Испуг снова вспыхнул в выцветших от времени глазах хозяйки гаштетта: она уловила издевку в нашем тоне. Испуг помог родиться первой слезе. Правда, она была тощей, совсем не соответствующей габаритам фрау Кнехель, и застряла на белой реснице, не собираясь скатываться. Однако наша гостья поспешила поднять платок и прижать его к сухим векам.

– Надо было жить на что-то, – всхлипнула фрау Кнехель-Фельске.

Это, конечно, философия, но не оправдание поступка, итогом которого стала смерть человека на Берлинском кольце.

– Вы знаете фамилию офицера из управления СС?

Она не знала и любопытно подняла брови, очень тонкие и такие же белесые, как и ресницы.

– Нет… Или это важно? Какое-нибудь значительное лицо?

– Во всяком случае, не простое, – с каверзным желанием смутить гостью сообщили мы. – Начальник «Тюркостштелле», Главного управления СС, гауптштурмфюрер Рейнгольд Ольшер.

На фрау Кнехель это не произвело впечатления. Брови остались на той же высоте: гостья ждала еще чего-то более потрясающего.

– Он военный преступник и осужден международным трибуналом.

– Боже! – всплеснула руками гостья. – Военный преступник. Кто бы мог подумать! Воспитанный, благородный человек…

Благородный человек и военный преступник! Искреннее недоумение фрау Кнехель. Ведь действительно, он не бил хозяев гаштета по лицу, держался с достоинством, платил деньги за услугу. В состоянии ли старая содержательница пивного бара оценить коричневых фюреров по их подлинной стоимости! А то, что они били и даже убивали других, так это происходило не в гаштетте, а где-то за лесом, на Берлинер ринге, далеко от дома Фельске. Никто ничего не видел и не слышал.

Между прочим, фрау Кнехель усомнилась в достоверности слухов относительно гибели унтерштурмфюрера.

– Нам не показали его, хотя Томас хотел посмотреть. Господин гауптштурмфюрер сказал: «Вы ничего не знаете о судьбе постояльца. Он ушел от вас – и точка». Притом господин Ольшер, как вы его назвали, печалился не по поводу гибели Исламбека – пропал какой-то пакет. И мы боялись, как бы гауптштурмфюрер не заподозрил нас, но, слава богу, все обошлось хорошо. Томаса никто больше не тревожил… Никто.

– До конца войны?

– До самого конца, – с достоинством утвердила фрау Кнехель.

Она еще раз смахнула со щеки несуществующую слезу, старательно упрятала платок в баул, в какой-то там специальный кармашек, и громко щелкнула застежкой.
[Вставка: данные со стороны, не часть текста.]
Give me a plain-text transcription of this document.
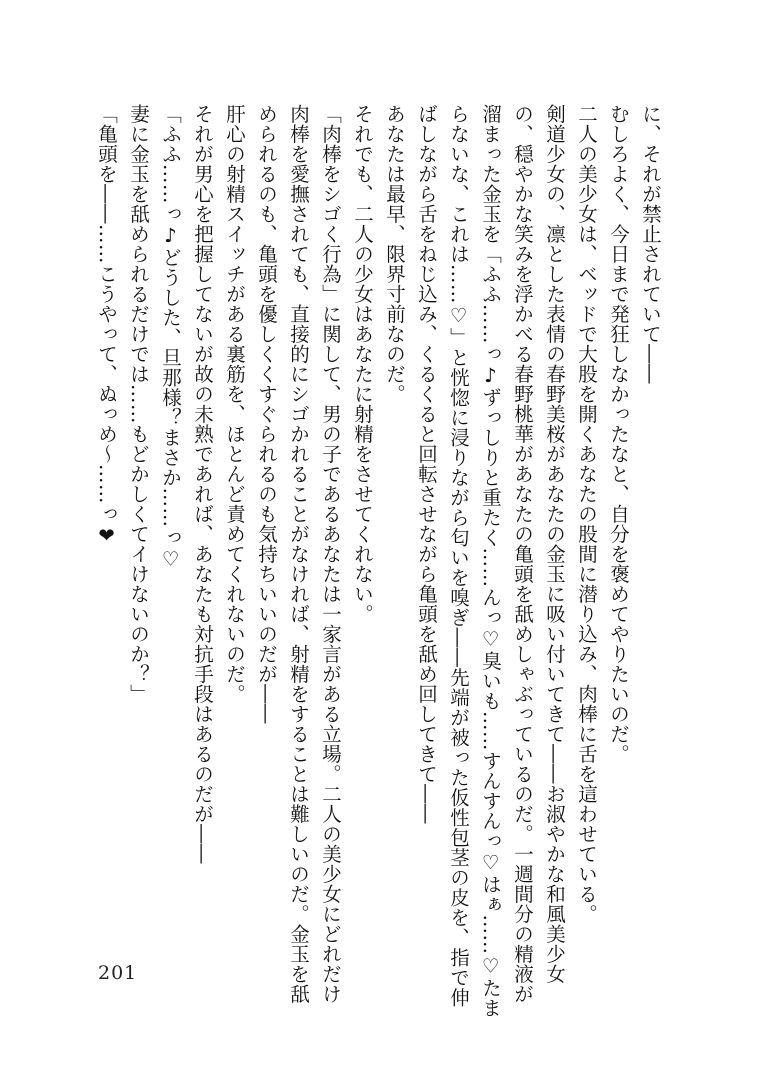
に、それが禁止されていて――
むしろよく、今日まで発狂しなかったなと、自分を褒めてやりたいのだ。
二人の美少女は、ベッドで大股を開くあなたの股間に潜り込み、肉棒に舌を這わせている。
剣道少女の、凛とした表情の春野美桜があなたの金玉に吸い付いてきて――お淑やかな和風美少女
の、穏やかな笑みを浮かべる春野桃華があなたの亀頭を舐めしゃぶっているのだ。一週間分の精液が
溜まった金玉を「ふふ……っ♪ずっしりと重たく……んっ♡臭いも……すんすんっ♡はぁ……♡たま
らないな、これは……♡」と恍惚に浸りながら匂いを嗅ぎ――先端が被った仮性包茎の皮を、指で伸
ばしながら舌をねじ込み、くるくると回転させながら亀頭を舐め回してきて――
あなたは最早、限界寸前なのだ。
それでも、二人の少女はあなたに射精をさせてくれない。
「肉棒をシゴく行為」に関して、男の子であるあなたは一家言がある立場。二人の美少女にどれだけ
肉棒を愛撫されても、直接的にシゴかれることがなければ、射精をすることは難しいのだ。金玉を舐
められるのも、亀頭を優しくくすぐられるのも気持ちいいのだが――
肝心の射精スイッチがある裏筋を、ほとんど責めてくれないのだ。
それが男心を把握してないが故の未熟であれば、あなたも対抗手段はあるのだが――
「ふふ……っ♪どうした、旦那様？まさか……っ♡
妻に金玉を舐められるだけでは……もどかしくてイけないのか？」
「亀頭を――……こうやって、ぬっめ～……っ❤
201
Встала, давая этим понять, что высказала все.

Как она была не похожа на Оскара Грюнбаха – этого немощного странника, раздумывающего о месте человека на земле, оценивающего придирчиво каждый свой шаг в прошлом. «Если бы все отказались служить коричневому богу, он был бы слабее и не совершил столько зла», – говорил он. Тогда мы отвергли эту мысль. Но ведь старый гравер все-таки прав. Если бы все немцы отказались служить! Даже эти – Фельске. И прежде всего – Фельске, которым платили сто марок за молчаливую услугу. Молчаливую: стисните губы, закройте глаза, когда рядом совершается зло… И они закрывали глаза.
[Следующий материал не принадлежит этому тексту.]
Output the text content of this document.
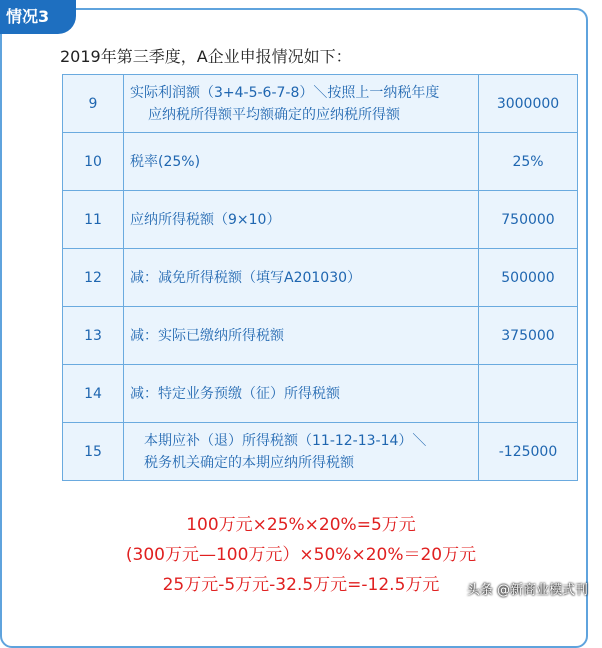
情况3
2019年第三季度，A企业申报情况如下：
9	实际利润额（3+4-5-6-7-8）＼按照上一纳税年度
应纳税所得额平均额确定的应纳税所得额	3000000
10	税率(25%)	25%
11	应纳所得税额（9×10）	750000
12	减：减免所得税额（填写A201030）	500000
13	减：实际已缴纳所得税额	375000
14	减：特定业务预缴（征）所得税额	

15	本期应补（退）所得税额（11-12-13-14）＼
税务机关确定的本期应纳所得税额	-125000
100万元×25%×20%=5万元
(300万元—100万元）×50%×20%＝20万元
25万元-5万元-32.5万元=-12.5万元
头条 @新商业模式刊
Грюнбах еще добавлял с грустью: «У человека не хватает мужества, чтобы умереть по собственной воле…» Это уже далеко от Фельске, совсем далеко. Содержатель пивного бара никогда не думал о смерти. И не думает, Фельске пережил многих. Он не способен ходить, но он живет и хочет, чтобы имя его не было запятнано.
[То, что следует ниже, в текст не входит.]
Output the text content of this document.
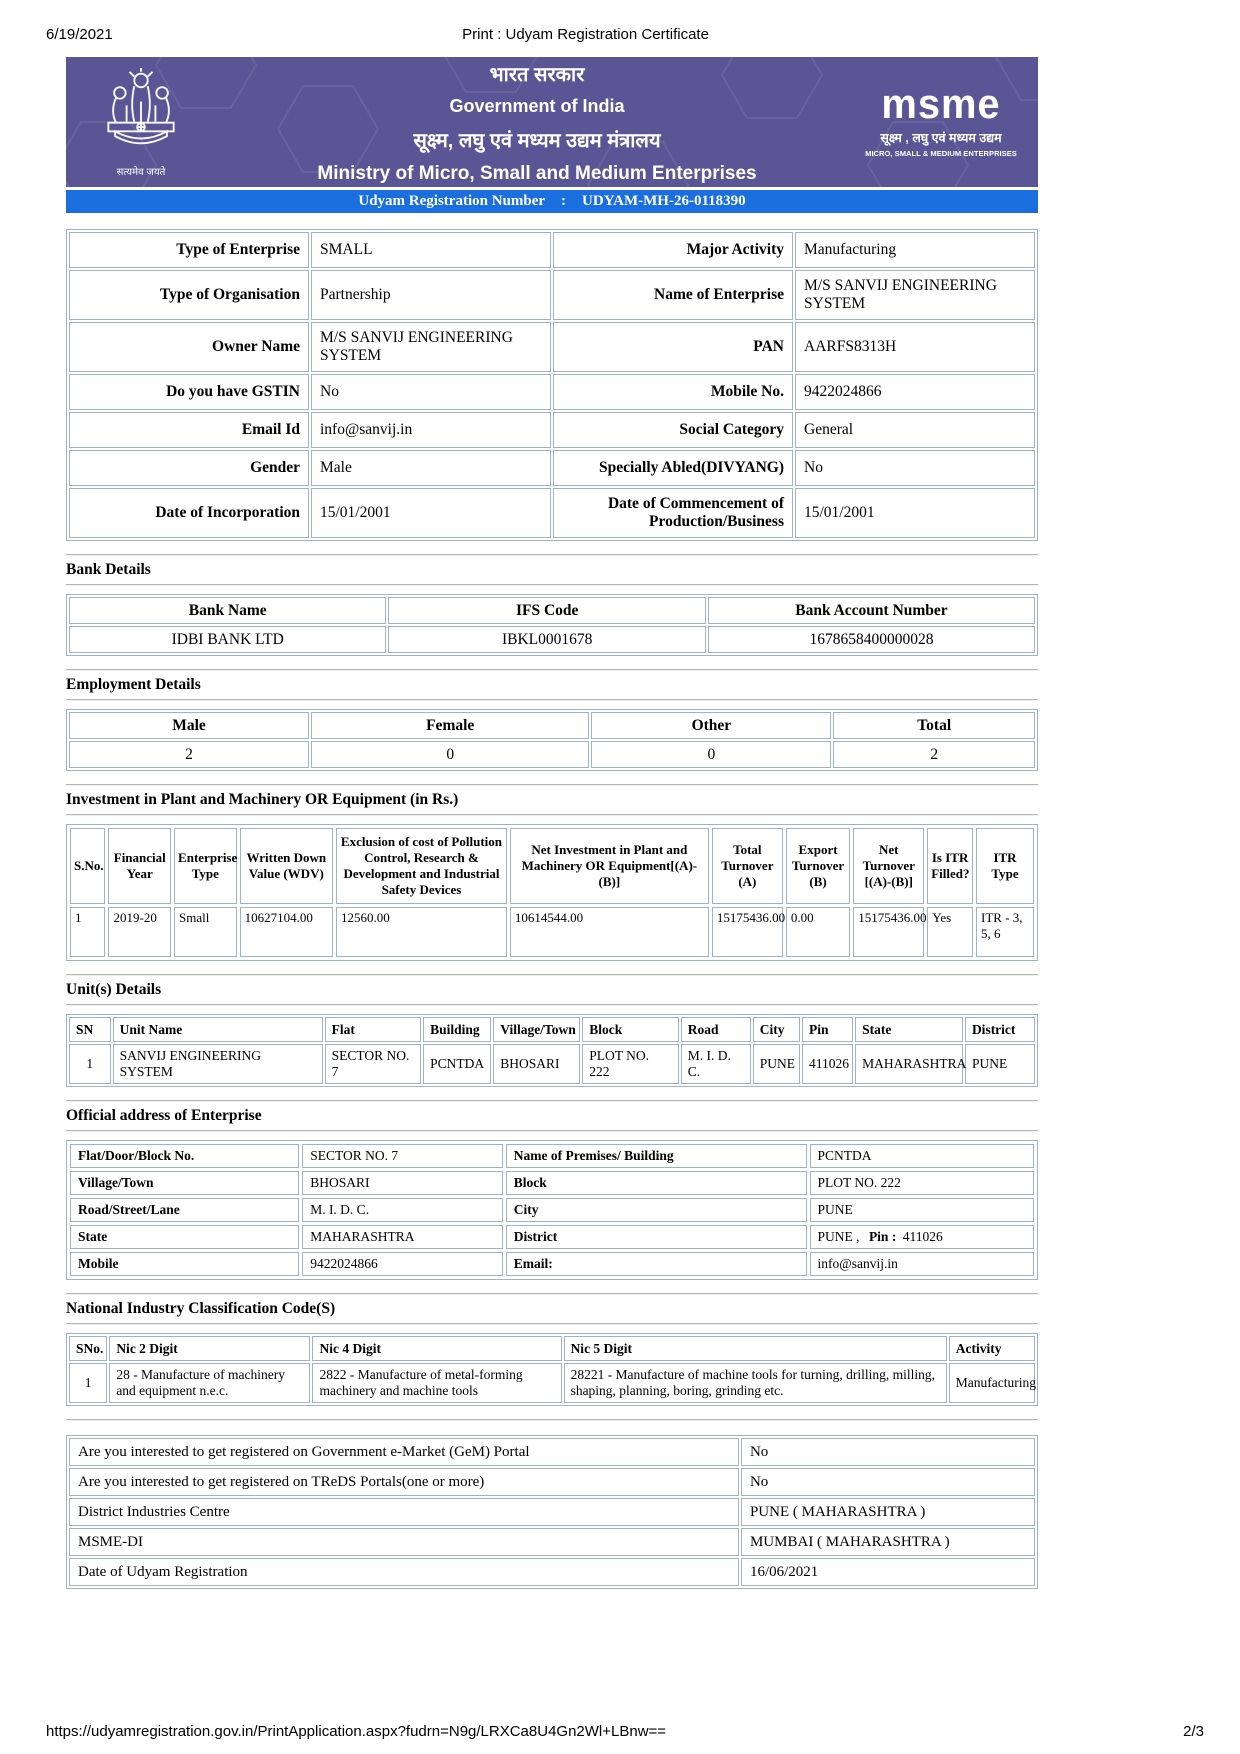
6/19/2021	Print : Udyam Registration Certificate
सत्यमेव जयते
भारत सरकार
Government of India
सूक्ष्म, लघु एवं मध्यम उद्यम मंत्रालय
Ministry of Micro, Small and Medium Enterprises
msme
सूक्ष्म , लघु एवं मध्यम उद्यम
MICRO, SMALL & MEDIUM ENTERPRISES
Udyam Registration Number : UDYAM-MH-26-0118390
Type of Enterprise	SMALL	Major Activity	Manufacturing
Type of Organisation	Partnership	Name of Enterprise	M/S SANVIJ ENGINEERING SYSTEM
Owner Name	M/S SANVIJ ENGINEERING SYSTEM	PAN	AARFS8313H
Do you have GSTIN	No	Mobile No.	9422024866
Email Id	info@sanvij.in	Social Category	General
Gender	Male	Specially Abled(DIVYANG)	No
Date of Incorporation	15/01/2001	Date of Commencement of Production/Business	15/01/2001
Bank Details
Bank Name	IFS Code	Bank Account Number
IDBI BANK LTD	IBKL0001678	1678658400000028
Employment Details
Male	Female	Other	Total
2	0	0	2
Investment in Plant and Machinery OR Equipment (in Rs.)
S.No.	Financial Year	Enterprise Type	Written Down Value (WDV)	Exclusion of cost of Pollution Control, Research & Development and Industrial Safety Devices	Net Investment in Plant and Machinery OR Equipment[(A)-(B)]	Total Turnover (A)	Export Turnover (B)	Net Turnover [(A)-(B)]	Is ITR Filled?	ITR Type
1	2019-20	Small	10627104.00	12560.00	10614544.00	15175436.00	0.00	15175436.00	Yes	ITR - 3, 5, 6
Unit(s) Details
SN	Unit Name	Flat	Building	Village/Town	Block	Road	City	Pin	State	District
1	SANVIJ ENGINEERING SYSTEM	SECTOR NO. 7	PCNTDA	BHOSARI	PLOT NO. 222	M. I. D. C.	PUNE	411026	MAHARASHTRA	PUNE
Official address of Enterprise
Flat/Door/Block No.	SECTOR NO. 7	Name of Premises/ Building	PCNTDA
Village/Town	BHOSARI	Block	PLOT NO. 222
Road/Street/Lane	M. I. D. C.	City	PUNE
State	MAHARASHTRA	District	PUNE , Pin : 411026
Mobile	9422024866	Email:	info@sanvij.in
National Industry Classification Code(S)
SNo.	Nic 2 Digit	Nic 4 Digit	Nic 5 Digit	Activity
1	28 - Manufacture of machinery and equipment n.e.c.	2822 - Manufacture of metal-forming machinery and machine tools	28221 - Manufacture of machine tools for turning, drilling, milling, shaping, planning, boring, grinding etc.	Manufacturing
Are you interested to get registered on Government e-Market (GeM) Portal	No
Are you interested to get registered on TReDS Portals(one or more)	No
District Industries Centre	PUNE ( MAHARASHTRA )
MSME-DI	MUMBAI ( MAHARASHTRA )
Date of Udyam Registration	16/06/2021
https://udyamregistration.gov.in/PrintApplication.aspx?fudrn=N9g/LRXCa8U4Gn2Wl+LBnw==	2/3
– Я могу передать Томасу ваше заверение? – спросила фрау Кнехель, протягивая нам свою пухлую руку в кружевной перчатке.

Какое заверение, едва не вырвалось у нас. Ах, да, насчет господина Фельске! Он частное лицо и никакого отношения к этой истории с унтерштурмфюрером не имел.

– Благодарю вас, – произнесла фрау Кнехель, принимая наше раздумье за положительный ответ на ее просьбу.

Осталось только раскланяться и проводить взглядом гордо шествующую через холл, мимо модных кресел и ультрасовременных столиков, распластавшихся своими глянцевыми досками у людских коленей, фрау Кнехель.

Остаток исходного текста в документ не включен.